The science is spot on - the characters wear mag shoes. In how many sci-fi shows you see people wearing mag shoes to keep vertical? Usually the show uses some, more or less defined, "artificial gravity" (obtained through centrifugal force) and here too, but often our lovely-lethally crew uses the damn shoes.Also, the Belters are taller than people from Earth, have differently developed lungs and bigger heads. And you know what? IT IS A GODDAMN SCIENTIFIC FACT! Astronauts coming from the space are 7-10 cm "taller" than before (the height comes back to normal, cause damn you gravity!).

There is also one interesting point to make - SyFy is probably the only network that has such various cast. Granted, the worlds created in these sci-fi shows (12 Monkeys excluded, it's a special case) belong mostly to space sci-fi balancing on hard sci-fi. The action is set deep into the future, where ethnic groups no longer matter because there are other classes of humanity (like off-Earth or Earthlings). The cast is multi-ethnic and shows multiculturalism displaying both its best and worst qualities. Just like in Killjoys or Defiance.


What else? The references to Earth with its rich culture: ship Anubis (Egyptian god of death), Canterbury (well, Chaucer is gloating with pride), The Knight, Scopuli, ship Scipio Africanus, Roci(nante) - the little ship under James' command given by Fred Johnson, a leader of OPA... The references are filling up the universe.
Also - it's beautifully shot. The scenes are gorgeous, rich in colors, especially Chrisjen's modified saris, but also the blue hues of the ships' internals. The framing, the lighting - this all builds the way in which we get to know the characters more and more.

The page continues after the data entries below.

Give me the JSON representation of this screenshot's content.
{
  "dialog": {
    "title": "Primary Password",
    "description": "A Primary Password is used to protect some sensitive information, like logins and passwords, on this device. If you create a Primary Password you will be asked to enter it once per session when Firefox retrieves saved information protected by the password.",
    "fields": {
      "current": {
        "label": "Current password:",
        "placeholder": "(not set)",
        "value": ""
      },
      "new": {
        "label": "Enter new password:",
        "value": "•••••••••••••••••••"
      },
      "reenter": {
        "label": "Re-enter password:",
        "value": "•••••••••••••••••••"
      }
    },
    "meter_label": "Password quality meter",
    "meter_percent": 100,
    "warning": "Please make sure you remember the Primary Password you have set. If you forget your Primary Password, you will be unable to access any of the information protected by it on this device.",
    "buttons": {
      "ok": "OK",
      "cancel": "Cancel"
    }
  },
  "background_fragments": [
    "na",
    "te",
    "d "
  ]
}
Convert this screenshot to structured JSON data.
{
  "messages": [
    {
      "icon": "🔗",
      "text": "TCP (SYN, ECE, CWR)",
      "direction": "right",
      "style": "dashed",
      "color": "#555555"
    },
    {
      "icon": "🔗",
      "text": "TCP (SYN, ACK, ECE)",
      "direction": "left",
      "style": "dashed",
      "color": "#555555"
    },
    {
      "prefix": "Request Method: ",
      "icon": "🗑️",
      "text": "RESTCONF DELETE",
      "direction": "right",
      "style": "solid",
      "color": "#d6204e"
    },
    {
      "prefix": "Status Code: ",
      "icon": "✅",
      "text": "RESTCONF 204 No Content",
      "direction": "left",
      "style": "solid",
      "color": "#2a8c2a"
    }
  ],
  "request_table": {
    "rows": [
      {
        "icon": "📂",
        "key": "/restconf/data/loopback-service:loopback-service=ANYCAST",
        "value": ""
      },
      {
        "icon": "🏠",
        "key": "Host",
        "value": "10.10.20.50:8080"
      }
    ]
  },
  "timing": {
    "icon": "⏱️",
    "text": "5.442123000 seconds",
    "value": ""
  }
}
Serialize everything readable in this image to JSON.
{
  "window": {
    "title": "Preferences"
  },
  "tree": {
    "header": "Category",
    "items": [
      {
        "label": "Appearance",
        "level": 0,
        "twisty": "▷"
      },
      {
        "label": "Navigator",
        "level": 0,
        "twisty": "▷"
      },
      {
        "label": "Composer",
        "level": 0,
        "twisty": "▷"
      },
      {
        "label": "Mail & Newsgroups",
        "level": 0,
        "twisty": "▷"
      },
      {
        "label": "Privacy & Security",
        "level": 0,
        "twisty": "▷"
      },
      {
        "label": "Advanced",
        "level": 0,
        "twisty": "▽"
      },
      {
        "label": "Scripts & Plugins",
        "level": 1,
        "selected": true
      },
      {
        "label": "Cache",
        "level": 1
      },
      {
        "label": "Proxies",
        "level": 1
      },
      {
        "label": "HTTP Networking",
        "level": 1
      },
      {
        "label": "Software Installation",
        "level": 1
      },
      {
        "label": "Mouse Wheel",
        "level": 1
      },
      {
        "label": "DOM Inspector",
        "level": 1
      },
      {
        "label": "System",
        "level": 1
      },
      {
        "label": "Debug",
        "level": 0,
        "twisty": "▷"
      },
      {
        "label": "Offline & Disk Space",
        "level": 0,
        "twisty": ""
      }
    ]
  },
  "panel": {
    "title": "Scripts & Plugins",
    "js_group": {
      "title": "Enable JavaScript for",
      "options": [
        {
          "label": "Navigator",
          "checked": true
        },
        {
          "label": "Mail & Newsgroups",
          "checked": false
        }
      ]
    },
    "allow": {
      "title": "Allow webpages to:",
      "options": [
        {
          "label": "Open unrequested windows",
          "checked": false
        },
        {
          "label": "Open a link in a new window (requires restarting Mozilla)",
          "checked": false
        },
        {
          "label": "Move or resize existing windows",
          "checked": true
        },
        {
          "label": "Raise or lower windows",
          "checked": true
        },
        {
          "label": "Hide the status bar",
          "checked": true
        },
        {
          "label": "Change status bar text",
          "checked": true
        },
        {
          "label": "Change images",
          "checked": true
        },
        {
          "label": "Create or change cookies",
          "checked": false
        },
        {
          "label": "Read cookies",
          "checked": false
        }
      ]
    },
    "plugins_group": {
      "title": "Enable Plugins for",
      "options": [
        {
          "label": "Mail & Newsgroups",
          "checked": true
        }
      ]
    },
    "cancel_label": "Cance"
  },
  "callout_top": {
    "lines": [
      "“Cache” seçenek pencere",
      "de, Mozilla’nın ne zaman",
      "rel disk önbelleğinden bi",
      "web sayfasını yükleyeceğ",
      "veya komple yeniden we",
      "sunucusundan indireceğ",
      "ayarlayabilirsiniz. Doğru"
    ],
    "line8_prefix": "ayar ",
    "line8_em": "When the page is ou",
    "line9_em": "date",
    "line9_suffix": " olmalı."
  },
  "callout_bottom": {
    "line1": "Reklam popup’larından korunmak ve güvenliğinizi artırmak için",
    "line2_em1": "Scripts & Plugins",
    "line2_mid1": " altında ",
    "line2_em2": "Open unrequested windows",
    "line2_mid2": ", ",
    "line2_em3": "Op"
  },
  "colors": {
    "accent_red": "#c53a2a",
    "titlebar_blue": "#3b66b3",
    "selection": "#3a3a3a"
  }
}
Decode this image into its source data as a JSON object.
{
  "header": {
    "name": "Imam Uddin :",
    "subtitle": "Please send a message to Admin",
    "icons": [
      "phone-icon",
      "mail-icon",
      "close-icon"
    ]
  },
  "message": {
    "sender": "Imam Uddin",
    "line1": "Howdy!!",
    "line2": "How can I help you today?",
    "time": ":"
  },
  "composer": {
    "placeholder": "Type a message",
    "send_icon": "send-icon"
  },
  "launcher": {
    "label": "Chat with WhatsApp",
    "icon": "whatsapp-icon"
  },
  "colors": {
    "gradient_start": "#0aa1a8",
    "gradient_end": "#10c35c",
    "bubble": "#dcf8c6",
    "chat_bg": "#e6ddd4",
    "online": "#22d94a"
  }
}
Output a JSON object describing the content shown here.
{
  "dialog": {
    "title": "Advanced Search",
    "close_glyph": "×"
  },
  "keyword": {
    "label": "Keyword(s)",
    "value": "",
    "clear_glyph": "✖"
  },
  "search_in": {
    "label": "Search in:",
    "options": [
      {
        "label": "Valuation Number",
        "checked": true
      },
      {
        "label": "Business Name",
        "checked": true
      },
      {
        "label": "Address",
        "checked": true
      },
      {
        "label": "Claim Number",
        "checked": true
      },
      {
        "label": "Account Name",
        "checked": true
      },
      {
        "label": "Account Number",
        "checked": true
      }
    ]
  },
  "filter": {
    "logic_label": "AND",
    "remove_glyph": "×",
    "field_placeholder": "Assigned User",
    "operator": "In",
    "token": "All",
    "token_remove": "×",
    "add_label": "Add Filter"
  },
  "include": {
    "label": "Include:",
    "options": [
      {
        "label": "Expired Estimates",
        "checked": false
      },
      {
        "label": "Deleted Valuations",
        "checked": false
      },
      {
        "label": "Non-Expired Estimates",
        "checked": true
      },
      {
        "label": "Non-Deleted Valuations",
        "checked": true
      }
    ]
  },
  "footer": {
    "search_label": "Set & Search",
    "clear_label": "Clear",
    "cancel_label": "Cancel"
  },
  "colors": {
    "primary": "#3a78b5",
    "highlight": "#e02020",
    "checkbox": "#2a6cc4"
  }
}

It's one of the most complex and intelligent sci-fi productions of the last years. Hell, scratch the sci-fi, because it tells us more about ourselves than any documentary would. I saw here a perfect depiction of the Other, as proposed by B. Waldenfels for whom the Other is "excluded from the collective sense of >we<", the Other doesn't belong and the series shows it - the people from Earth or Mars are shunned by the Ceres population, they are visible, they are different and they are treated with a dose of fear and a dose of hatred. Which is easy to understand, given the Ceres was treated like a mine and its inhabitants like a cheap, expendable labor. There is a nice scene in which a Ceres woman tries to teach the outsider, Miller's coworker, how to say something in their creole - turns out even the gesture makes a difference (palms up/out/more open/slanted). This was such a great moment.

* I started to write this review on June 30th 2016, and maybe it's better I waited so long to finish it? This way I avoided any mistakes I could make when describing something freshly seen.
And yes, I know it's based on books. I read them.